Hace ocho años que vive en Francia, a dos horas de París. Allá es el lugar de escritura y acá –Buenos Aires– el encuentro con sus lectores. Ninguno de sus libros ha sido traducido al francés, pero sí circulan por España, varios países de Latinoamérica e Israel. “En las escuelas públicas cercanas adonde vivo veo cómo el negro odia al de extrema derecha del Frente Nacional; el de extrema derecha odia al judío; el judío odia al musulmán. Esta lógica de gueto, de cada uno odiando al otro, fue también un poco el aire de la novela”, recuerda la escritora.
–Cuando hay miedo, las libertades se achican. ¿Cómo analiza la situación que está viviendo Francia?

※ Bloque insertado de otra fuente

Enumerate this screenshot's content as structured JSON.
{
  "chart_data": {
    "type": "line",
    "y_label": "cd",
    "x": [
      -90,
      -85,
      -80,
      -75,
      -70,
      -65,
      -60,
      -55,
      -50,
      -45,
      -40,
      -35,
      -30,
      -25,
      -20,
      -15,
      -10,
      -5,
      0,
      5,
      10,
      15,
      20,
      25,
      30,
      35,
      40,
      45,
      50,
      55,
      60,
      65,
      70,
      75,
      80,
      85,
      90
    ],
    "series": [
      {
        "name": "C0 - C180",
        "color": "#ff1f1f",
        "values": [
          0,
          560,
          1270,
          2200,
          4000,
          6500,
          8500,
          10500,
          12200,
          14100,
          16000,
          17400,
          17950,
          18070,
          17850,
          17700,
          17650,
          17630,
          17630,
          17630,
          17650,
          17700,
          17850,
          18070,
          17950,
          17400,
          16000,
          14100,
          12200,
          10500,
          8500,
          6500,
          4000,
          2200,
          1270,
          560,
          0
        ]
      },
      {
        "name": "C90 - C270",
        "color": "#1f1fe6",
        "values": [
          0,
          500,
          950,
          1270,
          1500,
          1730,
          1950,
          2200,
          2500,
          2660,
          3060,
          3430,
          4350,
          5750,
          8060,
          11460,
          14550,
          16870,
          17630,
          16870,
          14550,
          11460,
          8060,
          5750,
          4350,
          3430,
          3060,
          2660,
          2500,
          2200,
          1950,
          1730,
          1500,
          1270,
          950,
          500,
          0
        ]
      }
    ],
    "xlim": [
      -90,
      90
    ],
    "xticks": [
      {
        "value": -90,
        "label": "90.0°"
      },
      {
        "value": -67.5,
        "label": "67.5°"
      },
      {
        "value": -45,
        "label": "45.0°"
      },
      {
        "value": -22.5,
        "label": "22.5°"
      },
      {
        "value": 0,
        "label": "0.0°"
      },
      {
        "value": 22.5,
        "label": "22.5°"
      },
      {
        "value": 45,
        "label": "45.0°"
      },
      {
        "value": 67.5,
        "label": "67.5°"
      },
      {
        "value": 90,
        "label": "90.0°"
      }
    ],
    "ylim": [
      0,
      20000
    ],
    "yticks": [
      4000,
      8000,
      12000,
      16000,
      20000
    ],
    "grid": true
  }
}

–Yo justo me fui, no es que abandoné el barco como una rata... Odio esa imagen de las ratas que abandonan el barco, igual cada uno hace lo que quiere. Juro que no soy una rata que vino justo ahora a presentar Precoz a Buenos Aires después de los atentados. Leí que hay toda una movida que plantea que París es sus bares y que hay que estar en los bares. Alguien lo puede interpretar como algo burgués y banal, pero son conquistas. Las chicas francesas estaban sentadas en los bares haciendo fuck you o levantándose la pollera, como planteando su resistencia. Yo no estuve de acuerdo con “Je suis Charlie” porque cualquier repetición paraliza el pensamiento. Hacemos la remerita y el prendedor con “Je suis Charlie”, como cuando militaba acá por la memoria de los atentados de la Embajada y la AMIA. ¿Quién no va estar de acuerdo con el “Nunca más”? Pero el “Nunca más”, “Nunca más”, “Nunca más” repetido hasta al hartazgo paraliza el pensamiento. Todos se quedaron tranquilos y pusieron en sus Facebook “Je suis Charlie” y mirá lo que pasó... Aunque este atentado fue muy distinto. No me gusta ese pensamiento que dice: “lloramos a los franceses muertos, pero no lloramos a los sirios”. Me parece peligroso que finalmente nunca la víctima es la víctima: llorás a un francés de clase media que tomaba una cerveza, ¿pero por qué no llorás al sirio? Lloro al francés y también lloro al sirio... Lo peor que nos puede pasar es abortar el pensamiento.